So do I. I've learned to really like PostgreSQL and the way it's built,
and as I said in my previous mail, I'm not advocating a switch. I just
react to the unfair bashing of multi-threaded systems.

Regards,
Thomas Hallgren

Re: Reasoning behind process instead of thread based

From

Martijn van Oosterhout

Date:

28 October 2004, 10:58:36

On Thu, Oct 28, 2004 at 12:13:41AM +0200, Thomas Hallgren wrote:
> Martijn van Oosterhout wrote:
> >A lot of these advantages are due to sharing an address space, right?
> >Well, the processes in PostgreSQL share address space, just not *all*
> >of it. They communicate via this shared memory.
> >
> Whitch is a different beast altogether.

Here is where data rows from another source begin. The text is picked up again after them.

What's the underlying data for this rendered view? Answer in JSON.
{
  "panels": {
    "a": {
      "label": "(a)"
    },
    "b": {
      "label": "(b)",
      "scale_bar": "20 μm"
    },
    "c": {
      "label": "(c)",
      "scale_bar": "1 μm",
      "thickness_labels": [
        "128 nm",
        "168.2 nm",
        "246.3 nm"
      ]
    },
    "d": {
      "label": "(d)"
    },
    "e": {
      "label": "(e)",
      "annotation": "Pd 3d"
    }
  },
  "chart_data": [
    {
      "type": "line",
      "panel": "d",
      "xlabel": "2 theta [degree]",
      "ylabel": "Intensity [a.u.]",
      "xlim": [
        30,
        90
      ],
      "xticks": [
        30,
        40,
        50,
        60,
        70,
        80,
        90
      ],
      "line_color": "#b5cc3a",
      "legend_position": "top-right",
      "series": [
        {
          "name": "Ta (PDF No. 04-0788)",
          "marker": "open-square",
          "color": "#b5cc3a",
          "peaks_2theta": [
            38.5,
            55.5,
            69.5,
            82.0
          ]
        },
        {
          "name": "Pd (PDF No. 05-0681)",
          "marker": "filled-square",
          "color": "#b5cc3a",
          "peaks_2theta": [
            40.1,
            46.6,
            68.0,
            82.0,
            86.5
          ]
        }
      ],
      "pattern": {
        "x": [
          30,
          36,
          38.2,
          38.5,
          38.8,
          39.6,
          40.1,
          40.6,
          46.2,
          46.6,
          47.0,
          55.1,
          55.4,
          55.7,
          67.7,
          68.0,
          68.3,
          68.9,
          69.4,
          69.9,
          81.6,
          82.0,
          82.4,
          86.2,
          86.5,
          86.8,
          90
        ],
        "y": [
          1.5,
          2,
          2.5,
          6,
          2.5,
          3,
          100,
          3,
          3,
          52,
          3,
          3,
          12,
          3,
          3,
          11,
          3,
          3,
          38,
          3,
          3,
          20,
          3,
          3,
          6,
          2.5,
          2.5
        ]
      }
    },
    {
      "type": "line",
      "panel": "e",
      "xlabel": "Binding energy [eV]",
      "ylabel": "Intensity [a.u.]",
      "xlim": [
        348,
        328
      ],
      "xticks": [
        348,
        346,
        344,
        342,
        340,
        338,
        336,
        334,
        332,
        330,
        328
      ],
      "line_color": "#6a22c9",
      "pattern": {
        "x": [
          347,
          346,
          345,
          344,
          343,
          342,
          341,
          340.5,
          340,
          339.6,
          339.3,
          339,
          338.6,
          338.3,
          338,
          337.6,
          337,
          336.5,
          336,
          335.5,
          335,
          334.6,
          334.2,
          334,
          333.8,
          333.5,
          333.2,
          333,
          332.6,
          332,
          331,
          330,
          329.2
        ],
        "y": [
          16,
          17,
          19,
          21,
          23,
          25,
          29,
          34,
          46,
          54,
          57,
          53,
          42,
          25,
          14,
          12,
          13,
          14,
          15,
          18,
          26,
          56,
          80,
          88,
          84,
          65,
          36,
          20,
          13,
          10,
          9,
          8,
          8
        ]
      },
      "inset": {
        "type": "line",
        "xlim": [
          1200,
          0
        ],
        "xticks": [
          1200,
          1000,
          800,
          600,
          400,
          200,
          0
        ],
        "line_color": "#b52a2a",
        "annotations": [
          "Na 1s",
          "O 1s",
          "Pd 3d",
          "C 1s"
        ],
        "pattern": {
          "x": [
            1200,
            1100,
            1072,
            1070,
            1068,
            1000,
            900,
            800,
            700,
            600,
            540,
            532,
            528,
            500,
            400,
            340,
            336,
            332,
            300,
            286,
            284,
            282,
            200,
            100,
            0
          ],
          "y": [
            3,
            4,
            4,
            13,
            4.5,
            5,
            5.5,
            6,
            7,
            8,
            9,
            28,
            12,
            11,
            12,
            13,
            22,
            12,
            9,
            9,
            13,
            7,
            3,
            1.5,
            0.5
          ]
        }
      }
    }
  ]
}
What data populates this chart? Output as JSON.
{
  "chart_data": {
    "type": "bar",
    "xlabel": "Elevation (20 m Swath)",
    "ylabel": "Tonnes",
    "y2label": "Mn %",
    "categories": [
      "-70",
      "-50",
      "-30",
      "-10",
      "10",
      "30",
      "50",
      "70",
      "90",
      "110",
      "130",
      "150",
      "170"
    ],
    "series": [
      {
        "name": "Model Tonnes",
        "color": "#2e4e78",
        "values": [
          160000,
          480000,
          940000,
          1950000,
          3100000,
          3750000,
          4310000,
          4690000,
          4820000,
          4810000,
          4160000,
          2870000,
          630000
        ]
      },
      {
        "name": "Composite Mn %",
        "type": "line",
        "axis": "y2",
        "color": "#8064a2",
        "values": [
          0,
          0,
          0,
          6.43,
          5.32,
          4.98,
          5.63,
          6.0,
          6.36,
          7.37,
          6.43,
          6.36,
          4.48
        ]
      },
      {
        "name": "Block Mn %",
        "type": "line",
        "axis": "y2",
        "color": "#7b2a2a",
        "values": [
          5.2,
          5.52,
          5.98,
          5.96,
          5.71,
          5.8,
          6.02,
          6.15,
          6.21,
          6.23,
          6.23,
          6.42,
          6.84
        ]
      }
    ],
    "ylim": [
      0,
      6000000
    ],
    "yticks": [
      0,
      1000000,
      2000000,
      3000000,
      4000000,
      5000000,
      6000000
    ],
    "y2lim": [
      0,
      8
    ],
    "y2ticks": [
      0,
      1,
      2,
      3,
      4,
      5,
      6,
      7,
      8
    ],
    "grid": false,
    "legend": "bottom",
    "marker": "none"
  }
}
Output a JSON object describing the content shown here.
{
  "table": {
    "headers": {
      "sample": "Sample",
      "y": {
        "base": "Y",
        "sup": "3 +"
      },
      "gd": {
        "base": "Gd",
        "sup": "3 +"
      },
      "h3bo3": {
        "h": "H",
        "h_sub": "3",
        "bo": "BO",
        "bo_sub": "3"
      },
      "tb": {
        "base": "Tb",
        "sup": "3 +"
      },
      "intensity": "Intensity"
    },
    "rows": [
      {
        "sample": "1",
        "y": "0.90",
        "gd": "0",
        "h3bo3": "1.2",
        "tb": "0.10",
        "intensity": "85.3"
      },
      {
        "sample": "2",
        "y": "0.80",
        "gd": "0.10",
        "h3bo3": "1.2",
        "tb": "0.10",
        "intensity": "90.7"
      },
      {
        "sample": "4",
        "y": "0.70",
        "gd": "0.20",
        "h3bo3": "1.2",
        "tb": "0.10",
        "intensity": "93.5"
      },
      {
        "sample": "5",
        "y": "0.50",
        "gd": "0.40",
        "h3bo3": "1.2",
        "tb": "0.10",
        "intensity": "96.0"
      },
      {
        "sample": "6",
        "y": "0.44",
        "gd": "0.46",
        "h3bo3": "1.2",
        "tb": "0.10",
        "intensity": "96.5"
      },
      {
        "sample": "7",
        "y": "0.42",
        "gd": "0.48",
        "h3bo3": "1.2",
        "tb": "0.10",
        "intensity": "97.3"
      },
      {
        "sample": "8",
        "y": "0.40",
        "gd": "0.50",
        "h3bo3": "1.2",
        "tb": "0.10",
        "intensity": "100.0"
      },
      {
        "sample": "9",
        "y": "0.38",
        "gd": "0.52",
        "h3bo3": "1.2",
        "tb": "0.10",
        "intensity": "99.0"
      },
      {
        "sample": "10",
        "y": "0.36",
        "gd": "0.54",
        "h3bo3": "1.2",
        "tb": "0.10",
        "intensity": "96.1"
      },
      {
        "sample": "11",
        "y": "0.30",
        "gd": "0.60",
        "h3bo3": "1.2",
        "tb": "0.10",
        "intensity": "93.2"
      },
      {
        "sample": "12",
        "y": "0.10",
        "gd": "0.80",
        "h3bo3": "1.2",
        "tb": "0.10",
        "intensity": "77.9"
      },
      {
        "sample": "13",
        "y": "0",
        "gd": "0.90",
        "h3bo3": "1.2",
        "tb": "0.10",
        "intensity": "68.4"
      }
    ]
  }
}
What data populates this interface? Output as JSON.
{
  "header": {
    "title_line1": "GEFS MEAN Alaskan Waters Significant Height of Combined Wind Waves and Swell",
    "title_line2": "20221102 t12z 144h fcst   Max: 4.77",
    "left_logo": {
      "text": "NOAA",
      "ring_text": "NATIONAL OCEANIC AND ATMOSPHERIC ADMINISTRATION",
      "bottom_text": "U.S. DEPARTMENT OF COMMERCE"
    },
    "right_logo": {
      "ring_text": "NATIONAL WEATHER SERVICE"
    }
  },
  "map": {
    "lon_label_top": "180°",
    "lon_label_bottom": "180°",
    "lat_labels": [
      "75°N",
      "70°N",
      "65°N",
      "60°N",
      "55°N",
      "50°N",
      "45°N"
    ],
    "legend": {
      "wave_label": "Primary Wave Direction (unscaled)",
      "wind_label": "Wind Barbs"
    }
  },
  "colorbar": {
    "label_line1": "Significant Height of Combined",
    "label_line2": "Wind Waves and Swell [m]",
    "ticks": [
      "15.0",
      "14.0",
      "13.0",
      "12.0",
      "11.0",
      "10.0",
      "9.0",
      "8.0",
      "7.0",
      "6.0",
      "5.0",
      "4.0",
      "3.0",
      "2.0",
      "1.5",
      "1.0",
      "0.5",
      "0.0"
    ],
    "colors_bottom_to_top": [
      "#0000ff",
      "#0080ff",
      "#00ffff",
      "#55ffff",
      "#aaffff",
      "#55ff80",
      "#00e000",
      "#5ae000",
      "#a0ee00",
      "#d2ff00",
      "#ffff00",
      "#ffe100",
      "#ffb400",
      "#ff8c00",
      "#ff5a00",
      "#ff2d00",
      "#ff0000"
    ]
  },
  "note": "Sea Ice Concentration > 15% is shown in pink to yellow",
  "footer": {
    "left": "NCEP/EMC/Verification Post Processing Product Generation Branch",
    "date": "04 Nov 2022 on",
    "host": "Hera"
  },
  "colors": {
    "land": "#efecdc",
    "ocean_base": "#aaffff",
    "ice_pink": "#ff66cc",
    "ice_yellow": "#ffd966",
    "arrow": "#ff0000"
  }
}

The inter-process mutex handling
> that you need to synchronize shared memory access is much more expensive
> than the mechanisms used to synchronize threads.

Now you've piqued my curiosity. You have two threads of control (either
two processes or two threads) which shared a peice of memory. How can
the threads syncronise easier than processes, what other feature is
there? AFAIK the futexes used by Linux threads is just as applicable
and fast between two processes as two threads. All that is required is
some shared memory.

Or are you suggesting the only difference is in switching time (which
is not that significant).

Also, I admit that on some operating systems, threads are much faster
than processes, but I'm talking specifically about linux here.

Thanks in advance,
--
Martijn van Oosterhout   <kleptog@svana.org>   http://svana.org/kleptog/
> Patent. n. Genius is 5% inspiration and 95% perspiration. A patent is a
> tool for doing 5% of the work and then sitting around waiting for someone
> else to do the other 95% so you can sue them.

Attachment

msg-32091-86885.dat

Re: Reasoning behind process instead of thread based

From

Thomas Hallgren

Date:

28 October 2004, 12:02:50

Martijn van Oosterhout wrote:

>Now you've piqued my curiosity. You have two threads of control (either
>two processes or two threads) which shared a peice of memory. How can
>the threads syncronise easier than processes, what other feature is
>there? AFAIK the futexes used by Linux threads is just as applicable
>and fast between two processes as two threads. All that is required is
>some shared memory.
>
>
Agree. On Linux, this is not a big issue. Linux is rather special
though, since the whole kernel is built in a way that more or less puts
an equal sign between a process and a thread. This is changing though.
Don't know what relevance that will have on this issue.

Shared Memory and multiple processes have other negative impacts on
performance since you force the CPU to jump between different memory
spaces. Switching between those address spaces will decrease the CPU
cache hits. You might think this is esoteric and irrelevant, but the
fact is, cache misses are extremely expensive and the problem is
increasing. While CPU speed has increased 152 times or so since the
80's, the speed on memory has only quadrupled.

>Or are you suggesting the only difference is in switching time (which
>is not that significant).
>
>
"not that significant" all depends on how often you need to switch. On
most OS'es, a process switch is significantly slower than switching
between threads (again, Linux may be an exception to the rule).

Regards,
Thomas Hallgren